The Task Force recommended few required changes to existing commercial and multi-family buildings, preferring code updates that apply to new construction and renovation. In the interest of affordability, buildings housing one to three families have no required changes, but will have to comply with eight updates when renovating or being rebuilt.
As New York City and its residents were still dealing with the aftermath of Hurricane Sandy at the time the report was commissioned, many steps focus on flooding and water issues. That’s understandable, and highlights the importance of locally sensitive design.
Within the context of stronger buildings, the following recommendations deal with design:
Prevent Storm Damage to Homes: Wind and water can damage homes, so windows and doors must be wind resistant, house framing should be securely anchored to the foundations, and foundations and basements must be strengthened as necessary.
Launch A Design Competition for Raised Homes: New buildings and renovations of existing buildings will be required to build above the flood line. That will change the appearance and character of neighbourhoods, so the task force suggested a design competition to create a model for attractive streetscapes of attached and detached raised homes that remain accessible to people with disabilities.
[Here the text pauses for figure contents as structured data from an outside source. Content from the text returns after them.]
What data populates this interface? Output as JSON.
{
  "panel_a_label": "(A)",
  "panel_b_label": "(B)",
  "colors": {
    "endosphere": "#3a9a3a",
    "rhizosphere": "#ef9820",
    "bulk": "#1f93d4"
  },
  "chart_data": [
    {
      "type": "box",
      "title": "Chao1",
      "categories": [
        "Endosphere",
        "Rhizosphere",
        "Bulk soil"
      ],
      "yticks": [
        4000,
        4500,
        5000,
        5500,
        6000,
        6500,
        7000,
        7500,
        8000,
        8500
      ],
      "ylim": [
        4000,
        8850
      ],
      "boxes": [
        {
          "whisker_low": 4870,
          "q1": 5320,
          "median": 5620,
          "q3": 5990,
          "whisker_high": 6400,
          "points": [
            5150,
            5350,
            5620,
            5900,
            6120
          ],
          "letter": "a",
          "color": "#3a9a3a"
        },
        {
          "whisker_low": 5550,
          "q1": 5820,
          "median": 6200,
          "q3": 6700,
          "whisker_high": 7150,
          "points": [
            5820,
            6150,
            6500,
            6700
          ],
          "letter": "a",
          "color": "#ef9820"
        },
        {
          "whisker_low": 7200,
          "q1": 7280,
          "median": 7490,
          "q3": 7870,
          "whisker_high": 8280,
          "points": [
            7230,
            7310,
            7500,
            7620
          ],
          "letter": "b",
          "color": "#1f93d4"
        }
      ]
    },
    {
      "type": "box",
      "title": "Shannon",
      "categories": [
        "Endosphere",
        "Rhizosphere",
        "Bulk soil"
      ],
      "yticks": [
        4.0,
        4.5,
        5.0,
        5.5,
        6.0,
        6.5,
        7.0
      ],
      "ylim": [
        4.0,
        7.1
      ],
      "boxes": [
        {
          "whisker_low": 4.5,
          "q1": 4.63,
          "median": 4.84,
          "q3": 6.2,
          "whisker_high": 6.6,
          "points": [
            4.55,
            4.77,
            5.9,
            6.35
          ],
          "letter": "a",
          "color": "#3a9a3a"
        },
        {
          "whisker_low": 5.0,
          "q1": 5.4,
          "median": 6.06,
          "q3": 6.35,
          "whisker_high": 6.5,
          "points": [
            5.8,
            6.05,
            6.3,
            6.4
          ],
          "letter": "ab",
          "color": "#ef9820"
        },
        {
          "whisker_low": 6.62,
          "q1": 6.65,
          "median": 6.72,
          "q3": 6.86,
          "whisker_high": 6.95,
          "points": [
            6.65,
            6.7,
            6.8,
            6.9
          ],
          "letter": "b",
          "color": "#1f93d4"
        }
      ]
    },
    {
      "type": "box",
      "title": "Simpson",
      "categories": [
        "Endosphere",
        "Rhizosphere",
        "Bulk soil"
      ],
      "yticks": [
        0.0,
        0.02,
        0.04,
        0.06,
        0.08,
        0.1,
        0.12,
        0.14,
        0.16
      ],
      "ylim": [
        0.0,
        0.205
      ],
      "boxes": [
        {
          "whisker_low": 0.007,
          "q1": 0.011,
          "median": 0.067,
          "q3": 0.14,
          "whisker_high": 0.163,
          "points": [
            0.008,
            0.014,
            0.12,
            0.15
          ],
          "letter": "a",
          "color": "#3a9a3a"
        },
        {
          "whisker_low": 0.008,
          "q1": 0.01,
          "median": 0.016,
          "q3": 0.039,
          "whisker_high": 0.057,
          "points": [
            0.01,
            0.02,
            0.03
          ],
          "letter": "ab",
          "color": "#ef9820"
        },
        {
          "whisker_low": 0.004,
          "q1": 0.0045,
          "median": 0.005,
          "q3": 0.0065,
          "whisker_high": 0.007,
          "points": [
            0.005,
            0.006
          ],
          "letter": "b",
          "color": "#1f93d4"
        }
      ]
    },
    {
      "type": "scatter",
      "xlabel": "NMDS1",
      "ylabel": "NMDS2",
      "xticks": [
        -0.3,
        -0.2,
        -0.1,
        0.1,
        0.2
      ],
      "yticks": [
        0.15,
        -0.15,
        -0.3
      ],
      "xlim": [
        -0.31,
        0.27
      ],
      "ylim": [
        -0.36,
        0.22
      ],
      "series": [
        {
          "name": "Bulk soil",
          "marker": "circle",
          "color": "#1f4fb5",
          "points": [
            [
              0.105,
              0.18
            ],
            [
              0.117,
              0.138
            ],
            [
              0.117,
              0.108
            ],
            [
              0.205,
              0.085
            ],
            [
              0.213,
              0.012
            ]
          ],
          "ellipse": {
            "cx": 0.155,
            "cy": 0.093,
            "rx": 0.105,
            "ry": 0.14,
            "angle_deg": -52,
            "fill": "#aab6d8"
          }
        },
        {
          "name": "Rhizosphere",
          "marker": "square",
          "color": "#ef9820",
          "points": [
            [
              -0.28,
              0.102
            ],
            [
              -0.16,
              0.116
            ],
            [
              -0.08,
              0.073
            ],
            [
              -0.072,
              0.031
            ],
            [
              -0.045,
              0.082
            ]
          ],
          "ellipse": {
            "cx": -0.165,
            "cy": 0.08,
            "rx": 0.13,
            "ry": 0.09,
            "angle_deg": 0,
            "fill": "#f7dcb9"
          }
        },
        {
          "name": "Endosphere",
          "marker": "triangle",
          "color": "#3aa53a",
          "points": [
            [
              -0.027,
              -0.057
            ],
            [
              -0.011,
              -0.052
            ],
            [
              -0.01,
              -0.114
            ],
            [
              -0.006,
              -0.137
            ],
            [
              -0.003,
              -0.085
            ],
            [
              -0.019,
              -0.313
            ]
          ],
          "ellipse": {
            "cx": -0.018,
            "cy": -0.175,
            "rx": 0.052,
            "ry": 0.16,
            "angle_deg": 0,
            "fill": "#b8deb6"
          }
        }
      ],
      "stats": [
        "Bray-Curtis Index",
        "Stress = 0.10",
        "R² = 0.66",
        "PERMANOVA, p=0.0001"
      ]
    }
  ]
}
Relocate and Protect Building Systems: HVAC systems and water heaters, for example, should be relocated to spaces above the flood line, which will require re-design in many existing homes. Commercial and multi-family buildings have already used this approach more extensively than single-family homes, but many will need to move equipment from basements to upper floors.
Remove Barriers to Elevating Buildings & Building Systems: In many cases, existing codes and zoning prohibit changes that would increase the overall height of buildings. Those restrictions should be loosened to permit raising buildings and relocating equipment.
Remove Barriers to Sidewalk Flood Protection: Sidewalk-mounted flood barriers should be allowed on a temporary basis.
Capture Stormwater to Prevent Flooding: Some basic design changes can help cities to manage water more effectively. Designing sloped sidewalks to funnel rain water into tree pits and other permeable areas can keep water from overloading storm sewers.
Use Cool Surfaces to Reduce Summer Heat: Dark roofs, pavement, and even sports fields can be replaced with light-colored materials to reflect light and heat back into the atmosphere. During urban heat emergencies, rooms on upper floors of buildings with dark roofs can become dangerously hot.
Other measures ensure that buildings can maintain basic functionality during emergencies so residents can stay in their homes, and some buildings can remain usable.
Supply Drinking Water Without Power: This is one of the few required changes. Some buildings use electric pumps that not only fail during emergency situations, they prevent access to water that is present in the building. Providing water to a common area is acceptable. Maintaining existing water towers and adding water towers to new builds is another solution.
Ensure Toilets and Sinks Work Without Power: Toilets and faucets should be able to operate without grid power, enabling continued use of the building.
Ensure Operable Windows in Residential Buildings: Without electricity, most HVAC equipment is useless, so operable windows are crucial for cooling and ventilation. In hot weather, many buildings with fixed windows are uninhabitable without a functioning cooling system.
Maintain Habitable Temperatures Without Power: Operable windows ensure ventilation, while insulation helps to lessen rapid temperature swings, keeping buildings comfortable without grid power.
Resilient design offers the potential to mitigate the effects of natural disasters, helps people endure disasters when they occur, and also offers better functionality day-to-day.